Die Initialsymptome nach Inhalation von Milzbrandsporen sind eher unspezifisch und ähneln einer Infektion der
oberen Luftwege. Innerhalb kurzer Zeit kommt es jedoch zu einer perakuten Krankheitsprogression, zu einer
Milzbrandbronchopneumonie mit Hämoptoe, hohem Fieber, Schüttelfrost und Schocksymptomatik. Die Patienten
versterben innerhalb von 3-5 Tagen.
Darmmilzbranderkrankungen sind sehr selten und schwer zu diagnostizieren, meist kommt es zu einem
gehäuften Auftreten innerhalb einer Familie. Anfangs beklagen die Patienten Leibschmerzen und Meteorismus.
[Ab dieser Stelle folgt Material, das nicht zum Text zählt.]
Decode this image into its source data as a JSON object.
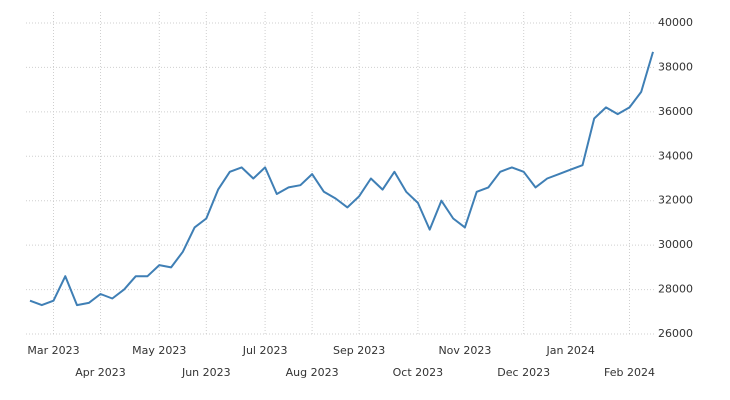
{
  "chart_data": {
    "type": "line",
    "categories": [
      null,
      null,
      "Mar 2023",
      null,
      null,
      null,
      "Apr 2023",
      null,
      null,
      null,
      null,
      "May 2023",
      null,
      null,
      null,
      "Jun 2023",
      null,
      null,
      null,
      null,
      "Jul 2023",
      null,
      null,
      null,
      "Aug 2023",
      null,
      null,
      null,
      "Sep 2023",
      null,
      null,
      null,
      null,
      "Oct 2023",
      null,
      null,
      null,
      "Nov 2023",
      null,
      null,
      null,
      null,
      "Dec 2023",
      null,
      null,
      null,
      "Jan 2024",
      null,
      null,
      null,
      null,
      "Feb 2024",
      null,
      null
    ],
    "values": [
      27500,
      27300,
      27500,
      28600,
      27300,
      27400,
      27800,
      27600,
      28000,
      28600,
      28600,
      29100,
      29000,
      29700,
      30800,
      31200,
      32500,
      33300,
      33500,
      33000,
      33500,
      32300,
      32600,
      32700,
      33200,
      32400,
      32100,
      31700,
      32200,
      33000,
      32500,
      33300,
      32400,
      31900,
      30700,
      32000,
      31200,
      30800,
      32400,
      32600,
      33300,
      33500,
      33300,
      32600,
      33000,
      33200,
      33400,
      33600,
      35700,
      36200,
      35900,
      36200,
      36900,
      38700
    ],
    "color": "#3f7fb5",
    "ylim": [
      26000,
      40000
    ],
    "yticks": [
      26000,
      28000,
      30000,
      32000,
      34000,
      36000,
      38000,
      40000
    ],
    "grid": true
  }
}
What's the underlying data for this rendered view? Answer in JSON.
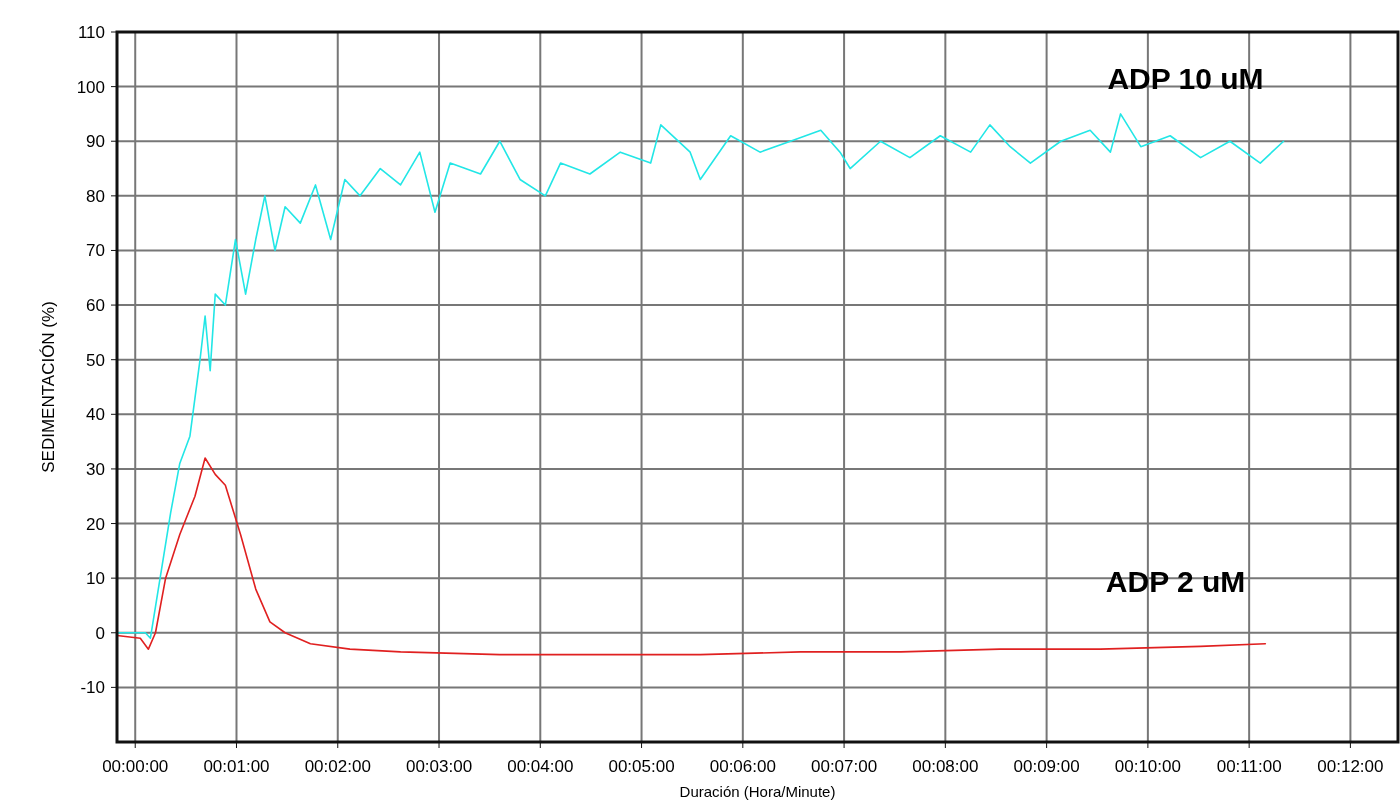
{
  "chart_data": {
    "type": "line",
    "xlabel": "Duración (Hora/Minute)",
    "ylabel": "SEDIMENTACIÓN (%)",
    "xlim": [
      -0.18,
      12.47
    ],
    "ylim": [
      -20,
      110
    ],
    "xticks": [
      {
        "value": 0,
        "label": "00:00:00"
      },
      {
        "value": 1,
        "label": "00:01:00"
      },
      {
        "value": 2,
        "label": "00:02:00"
      },
      {
        "value": 3,
        "label": "00:03:00"
      },
      {
        "value": 4,
        "label": "00:04:00"
      },
      {
        "value": 5,
        "label": "00:05:00"
      },
      {
        "value": 6,
        "label": "00:06:00"
      },
      {
        "value": 7,
        "label": "00:07:00"
      },
      {
        "value": 8,
        "label": "00:08:00"
      },
      {
        "value": 9,
        "label": "00:09:00"
      },
      {
        "value": 10,
        "label": "00:10:00"
      },
      {
        "value": 11,
        "label": "00:11:00"
      },
      {
        "value": 12,
        "label": "00:12:00"
      }
    ],
    "yticks": [
      -10,
      0,
      10,
      20,
      30,
      40,
      50,
      60,
      70,
      80,
      90,
      100,
      110
    ],
    "grid": true,
    "marker": "none",
    "line_style": "solid",
    "series": [
      {
        "name": "ADP 10 uM",
        "color": "#22e6e6",
        "x": [
          -0.18,
          0.1,
          0.15,
          0.35,
          0.44,
          0.54,
          0.64,
          0.69,
          0.74,
          0.79,
          0.89,
          0.99,
          1.09,
          1.19,
          1.28,
          1.38,
          1.48,
          1.63,
          1.78,
          1.93,
          2.07,
          2.22,
          2.42,
          2.62,
          2.81,
          2.96,
          3.11,
          3.41,
          3.6,
          3.8,
          4.05,
          4.2,
          4.49,
          4.79,
          5.09,
          5.19,
          5.48,
          5.58,
          5.88,
          6.17,
          6.47,
          6.77,
          6.96,
          7.06,
          7.36,
          7.65,
          7.95,
          8.25,
          8.44,
          8.64,
          8.84,
          9.14,
          9.43,
          9.63,
          9.73,
          9.93,
          10.22,
          10.52,
          10.81,
          11.11,
          11.34
        ],
        "values": [
          0,
          0,
          -1,
          22,
          31,
          36,
          50,
          58,
          48,
          62,
          60,
          72,
          62,
          72,
          80,
          70,
          78,
          75,
          82,
          72,
          83,
          80,
          85,
          82,
          88,
          77,
          86,
          84,
          90,
          83,
          80,
          86,
          84,
          88,
          86,
          93,
          88,
          83,
          91,
          88,
          90,
          92,
          88,
          85,
          90,
          87,
          91,
          88,
          93,
          89,
          86,
          90,
          92,
          88,
          95,
          89,
          91,
          87,
          90,
          86,
          90
        ]
      },
      {
        "name": "ADP 2 uM",
        "color": "#e02020",
        "x": [
          -0.18,
          0.05,
          0.13,
          0.2,
          0.3,
          0.44,
          0.59,
          0.69,
          0.79,
          0.89,
          1.04,
          1.19,
          1.33,
          1.48,
          1.73,
          2.12,
          2.62,
          3.6,
          4.59,
          5.58,
          6.57,
          7.56,
          8.54,
          9.53,
          10.52,
          11.16
        ],
        "values": [
          -0.5,
          -1,
          -3,
          0,
          10,
          18,
          25,
          32,
          29,
          27,
          18,
          8,
          2,
          0,
          -2,
          -3,
          -3.5,
          -4,
          -4,
          -4,
          -3.5,
          -3.5,
          -3,
          -3,
          -2.5,
          -2
        ]
      }
    ]
  }
}
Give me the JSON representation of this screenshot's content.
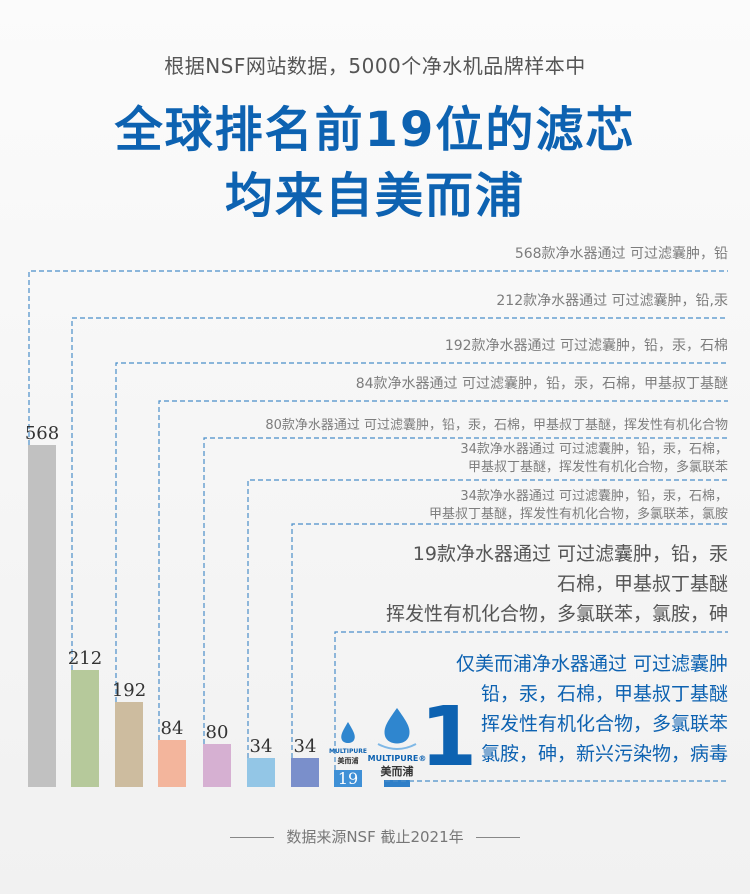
{
  "header": {
    "subtitle": "根据NSF网站数据，5000个净水机品牌样本中",
    "title_line1": "全球排名前19位的滤芯",
    "title_line2": "均来自美而浦"
  },
  "footer": {
    "source": "数据来源NSF 截止2021年"
  },
  "logo": {
    "text_en": "MULTIPURE",
    "text_cn": "美而浦",
    "reg": "®"
  },
  "colors": {
    "accent": "#0d62b1",
    "dash": "#4a8ec9",
    "bars": [
      "#c1c1c1",
      "#b6c99b",
      "#cdbc9f",
      "#f3b59c",
      "#d6b0d2",
      "#93c6e6",
      "#7a8fcb",
      "#3f90d6",
      "#2f7fc8"
    ]
  },
  "chart_data": {
    "type": "bar",
    "categories": [
      "568",
      "212",
      "192",
      "84",
      "80",
      "34",
      "34",
      "19",
      "1"
    ],
    "values": [
      568,
      212,
      192,
      84,
      80,
      34,
      34,
      19,
      1
    ],
    "value_labels": [
      "568",
      "212",
      "192",
      "84",
      "80",
      "34",
      "34",
      "19",
      ""
    ],
    "big_label": "1",
    "annotations": [
      [
        "568款净水器通过 可过滤囊肿，铅"
      ],
      [
        "212款净水器通过 可过滤囊肿，铅,汞"
      ],
      [
        "192款净水器通过 可过滤囊肿，铅，汞，石棉"
      ],
      [
        "84款净水器通过 可过滤囊肿，铅，汞，石棉，甲基叔丁基醚"
      ],
      [
        "80款净水器通过 可过滤囊肿，铅，汞，石棉，甲基叔丁基醚，挥发性有机化合物"
      ],
      [
        "34款净水器通过 可过滤囊肿，铅，汞，石棉，",
        "甲基叔丁基醚，挥发性有机化合物，多氯联苯"
      ],
      [
        "34款净水器通过 可过滤囊肿，铅，汞，石棉，",
        "甲基叔丁基醚，挥发性有机化合物，多氯联苯，氯胺"
      ],
      [
        "19款净水器通过 可过滤囊肿，铅，汞",
        "石棉，甲基叔丁基醚",
        "挥发性有机化合物，多氯联苯，氯胺，砷"
      ],
      [
        "仅美而浦净水器通过 可过滤囊肿",
        "铅，汞，石棉，甲基叔丁基醚",
        "挥发性有机化合物，多氯联苯",
        "氯胺，砷，新兴污染物，病毒"
      ]
    ],
    "title": "全球排名前19位的滤芯 均来自美而浦",
    "xlabel": "",
    "ylabel": "",
    "grid": false
  }
}
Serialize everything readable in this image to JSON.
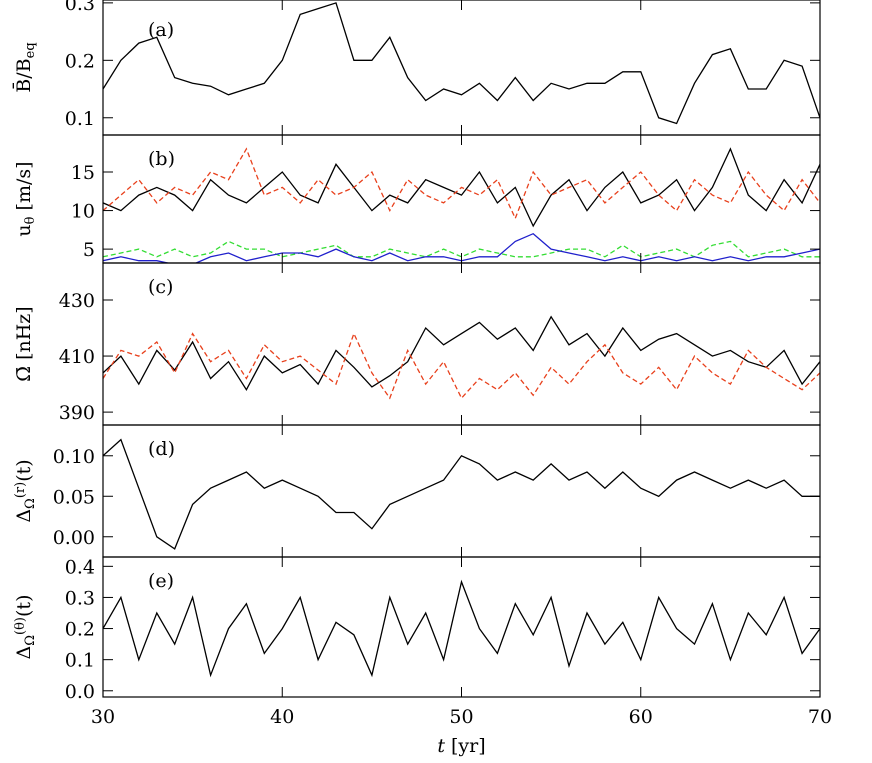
{
  "chart_data": [
    {
      "type": "line",
      "annotation": "(a)",
      "ylabel": [
        {
          "text": "B̄/B",
          "shift": "none"
        },
        {
          "text": "eq",
          "shift": "sub"
        }
      ],
      "x": [
        30,
        31,
        32,
        33,
        34,
        35,
        36,
        37,
        38,
        39,
        40,
        41,
        42,
        43,
        44,
        45,
        46,
        47,
        48,
        49,
        50,
        51,
        52,
        53,
        54,
        55,
        56,
        57,
        58,
        59,
        60,
        61,
        62,
        63,
        64,
        65,
        66,
        67,
        68,
        69,
        70
      ],
      "xlim": [
        30,
        70
      ],
      "xticks": [
        30,
        40,
        50,
        60,
        70
      ],
      "ylim": [
        0.07,
        0.305
      ],
      "yticks": [
        0.1,
        0.2,
        0.3
      ],
      "series": [
        {
          "color": "#000000",
          "dash": false,
          "values": [
            0.15,
            0.2,
            0.23,
            0.24,
            0.17,
            0.16,
            0.155,
            0.14,
            0.15,
            0.16,
            0.2,
            0.28,
            0.29,
            0.3,
            0.2,
            0.2,
            0.24,
            0.17,
            0.13,
            0.15,
            0.14,
            0.16,
            0.13,
            0.17,
            0.13,
            0.16,
            0.15,
            0.16,
            0.16,
            0.18,
            0.18,
            0.1,
            0.09,
            0.16,
            0.21,
            0.22,
            0.15,
            0.15,
            0.2,
            0.19,
            0.1
          ]
        }
      ]
    },
    {
      "type": "line",
      "annotation": "(b)",
      "ylabel": [
        {
          "text": "u",
          "shift": "none"
        },
        {
          "text": "θ",
          "shift": "sub"
        },
        {
          "text": " [m/s]",
          "shift": "none"
        }
      ],
      "x": [
        30,
        31,
        32,
        33,
        34,
        35,
        36,
        37,
        38,
        39,
        40,
        41,
        42,
        43,
        44,
        45,
        46,
        47,
        48,
        49,
        50,
        51,
        52,
        53,
        54,
        55,
        56,
        57,
        58,
        59,
        60,
        61,
        62,
        63,
        64,
        65,
        66,
        67,
        68,
        69,
        70
      ],
      "xlim": [
        30,
        70
      ],
      "xticks": [
        30,
        40,
        50,
        60,
        70
      ],
      "ylim": [
        3.2,
        19.8
      ],
      "yticks": [
        5,
        10,
        15
      ],
      "series": [
        {
          "color": "#000000",
          "dash": false,
          "values": [
            11,
            10,
            12,
            13,
            12,
            10,
            14,
            12,
            11,
            13,
            15,
            12,
            11,
            16,
            13,
            10,
            12,
            11,
            14,
            13,
            12,
            15,
            11,
            13,
            8,
            12,
            14,
            10,
            13,
            15,
            11,
            12,
            14,
            10,
            13,
            18,
            12,
            10,
            14,
            11,
            16
          ]
        },
        {
          "color": "#e8401c",
          "dash": true,
          "values": [
            10,
            12,
            14,
            11,
            13,
            12,
            15,
            14,
            18,
            12,
            13,
            11,
            14,
            12,
            13,
            15,
            10,
            14,
            12,
            11,
            13,
            12,
            14,
            9,
            15,
            12,
            13,
            14,
            11,
            13,
            15,
            12,
            10,
            14,
            12,
            11,
            15,
            12,
            10,
            14,
            11
          ]
        },
        {
          "color": "#33dd33",
          "dash": true,
          "values": [
            4,
            4.5,
            5,
            4,
            5,
            4,
            4.5,
            6,
            5,
            5,
            4,
            4.5,
            5,
            5.5,
            4,
            4,
            5,
            4.5,
            4,
            5,
            4,
            5,
            4.5,
            4,
            4,
            4.5,
            5,
            5,
            4,
            5.5,
            4,
            4.5,
            5,
            4,
            5.5,
            6,
            4,
            4.5,
            5,
            4,
            4
          ]
        },
        {
          "color": "#2020cc",
          "dash": false,
          "values": [
            3.5,
            4,
            3.5,
            3.5,
            3,
            3,
            4,
            4.5,
            3.5,
            4,
            4.5,
            4.5,
            4,
            5,
            4,
            3.5,
            4.5,
            3.5,
            4,
            4,
            3.5,
            4,
            4,
            6,
            7,
            5,
            4.5,
            4,
            3.5,
            4,
            3.5,
            4,
            3.5,
            4,
            3.5,
            4,
            3.5,
            4,
            4,
            4.5,
            5
          ]
        }
      ]
    },
    {
      "type": "line",
      "annotation": "(c)",
      "ylabel": [
        {
          "text": "Ω̄ [nHz]",
          "shift": "none"
        }
      ],
      "x": [
        30,
        31,
        32,
        33,
        34,
        35,
        36,
        37,
        38,
        39,
        40,
        41,
        42,
        43,
        44,
        45,
        46,
        47,
        48,
        49,
        50,
        51,
        52,
        53,
        54,
        55,
        56,
        57,
        58,
        59,
        60,
        61,
        62,
        63,
        64,
        65,
        66,
        67,
        68,
        69,
        70
      ],
      "xlim": [
        30,
        70
      ],
      "xticks": [
        30,
        40,
        50,
        60,
        70
      ],
      "ylim": [
        385.4,
        443.2
      ],
      "yticks": [
        390,
        410,
        430
      ],
      "series": [
        {
          "color": "#000000",
          "dash": false,
          "values": [
            404,
            410,
            400,
            412,
            405,
            415,
            402,
            408,
            398,
            410,
            404,
            407,
            400,
            412,
            406,
            399,
            403,
            408,
            420,
            414,
            418,
            422,
            416,
            420,
            412,
            424,
            414,
            418,
            410,
            420,
            412,
            416,
            418,
            414,
            410,
            412,
            408,
            406,
            412,
            400,
            408
          ]
        },
        {
          "color": "#e8401c",
          "dash": true,
          "values": [
            402,
            412,
            410,
            415,
            404,
            418,
            408,
            412,
            402,
            414,
            408,
            410,
            405,
            400,
            418,
            404,
            395,
            412,
            400,
            408,
            395,
            402,
            398,
            404,
            396,
            406,
            400,
            408,
            414,
            404,
            400,
            406,
            398,
            410,
            404,
            400,
            412,
            406,
            402,
            398,
            404
          ]
        }
      ]
    },
    {
      "type": "line",
      "annotation": "(d)",
      "ylabel": [
        {
          "text": "Δ",
          "shift": "none"
        },
        {
          "text": "Ω",
          "shift": "sub"
        },
        {
          "text": "(r)",
          "shift": "sup"
        },
        {
          "text": "(t)",
          "shift": "none"
        }
      ],
      "x": [
        30,
        31,
        32,
        33,
        34,
        35,
        36,
        37,
        38,
        39,
        40,
        41,
        42,
        43,
        44,
        45,
        46,
        47,
        48,
        49,
        50,
        51,
        52,
        53,
        54,
        55,
        56,
        57,
        58,
        59,
        60,
        61,
        62,
        63,
        64,
        65,
        66,
        67,
        68,
        69,
        70
      ],
      "xlim": [
        30,
        70
      ],
      "xticks": [
        30,
        40,
        50,
        60,
        70
      ],
      "ylim": [
        -0.025,
        0.138
      ],
      "yticks": [
        {
          "value": 0,
          "label": "0.00"
        },
        0.05,
        {
          "value": 0.1,
          "label": "0.10"
        }
      ],
      "series": [
        {
          "color": "#000000",
          "dash": false,
          "values": [
            0.1,
            0.12,
            0.06,
            0.0,
            -0.015,
            0.04,
            0.06,
            0.07,
            0.08,
            0.06,
            0.07,
            0.06,
            0.05,
            0.03,
            0.03,
            0.01,
            0.04,
            0.05,
            0.06,
            0.07,
            0.1,
            0.09,
            0.07,
            0.08,
            0.07,
            0.09,
            0.07,
            0.08,
            0.06,
            0.08,
            0.06,
            0.05,
            0.07,
            0.08,
            0.07,
            0.06,
            0.07,
            0.06,
            0.07,
            0.05,
            0.05
          ]
        }
      ]
    },
    {
      "type": "line",
      "annotation": "(e)",
      "ylabel": [
        {
          "text": "Δ",
          "shift": "none"
        },
        {
          "text": "Ω",
          "shift": "sub"
        },
        {
          "text": "(θ)",
          "shift": "sup"
        },
        {
          "text": "(t)",
          "shift": "none"
        }
      ],
      "xlabel": [
        {
          "text": "t",
          "shift": "italic"
        },
        {
          "text": " [yr]",
          "shift": "none"
        }
      ],
      "x": [
        30,
        31,
        32,
        33,
        34,
        35,
        36,
        37,
        38,
        39,
        40,
        41,
        42,
        43,
        44,
        45,
        46,
        47,
        48,
        49,
        50,
        51,
        52,
        53,
        54,
        55,
        56,
        57,
        58,
        59,
        60,
        61,
        62,
        63,
        64,
        65,
        66,
        67,
        68,
        69,
        70
      ],
      "xlim": [
        30,
        70
      ],
      "xticks": [
        30,
        40,
        50,
        60,
        70
      ],
      "ylim": [
        -0.02,
        0.43
      ],
      "yticks": [
        {
          "value": 0,
          "label": "0.0"
        },
        0.1,
        0.2,
        0.3,
        0.4
      ],
      "series": [
        {
          "color": "#000000",
          "dash": false,
          "values": [
            0.2,
            0.3,
            0.1,
            0.25,
            0.15,
            0.3,
            0.05,
            0.2,
            0.28,
            0.12,
            0.2,
            0.3,
            0.1,
            0.22,
            0.18,
            0.05,
            0.3,
            0.15,
            0.25,
            0.1,
            0.35,
            0.2,
            0.12,
            0.28,
            0.18,
            0.3,
            0.08,
            0.25,
            0.15,
            0.22,
            0.1,
            0.3,
            0.2,
            0.15,
            0.28,
            0.1,
            0.25,
            0.18,
            0.3,
            0.12,
            0.2
          ]
        }
      ]
    }
  ]
}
Innerhalb kurzer Zeit entwickeln sich blutige Durchfälle, Peritonitis und Schocksymptomatik. Die Prognose ist
schlecht, die Patienten versterben auch unter antibiotischer Therapie meist rasch.
Therapie:
Penicillin, Tetracyclin, Erythromycin, Chloramphenicol
Differentialdiagnose:
Hautmilzbrand:
Furunkulose
Lungenmilzbrand:
Pest, Tularämie
Darmmilzbrand:
Typhus, Mesenterialinfarkt

Prophylaxe, Immunität:
Isolierung von erkrankten Personen. Verdächtige Tiere müssen adäquat beseitigt werden. Bei beruflicher
Expositionsmöglichkeit (Metzger, woll- und lederverarbeitende Industrie u.ä.) müssen entsprechende
Schutzmaßnahmen (Handschuhe, Atemschutzmasken) eingehalten werden. Für Personen mit einem hohen
Ansteckungsrisiko besteht die Möglichkeit einer aktiven Impfung mit abgetöteten Erregern.
Gesetzliche Regelungen:
Eine Meldepflicht besteht bei Verdacht, Erkrankung und Tod.
Diagnostik:
Nachweis des Erregers im Abstrichpräparat der Hautläsion (Gramfärbung) oder in Speziallabors auch kulturell
(Hautläsion, Sputum, Stuhl, Blut). Cave: Aufgrund der Gefahr der Generalisierung sollten chirurgische
Manipulationen (Biopsien) bei V.a. Milzbrandkarbunkel unterbleiben. Entscheidend ist bei entsprechender Klinik
eine mögliche Exposition in der Anamnese. Serologische Untersuchungen spielen keine Rolle.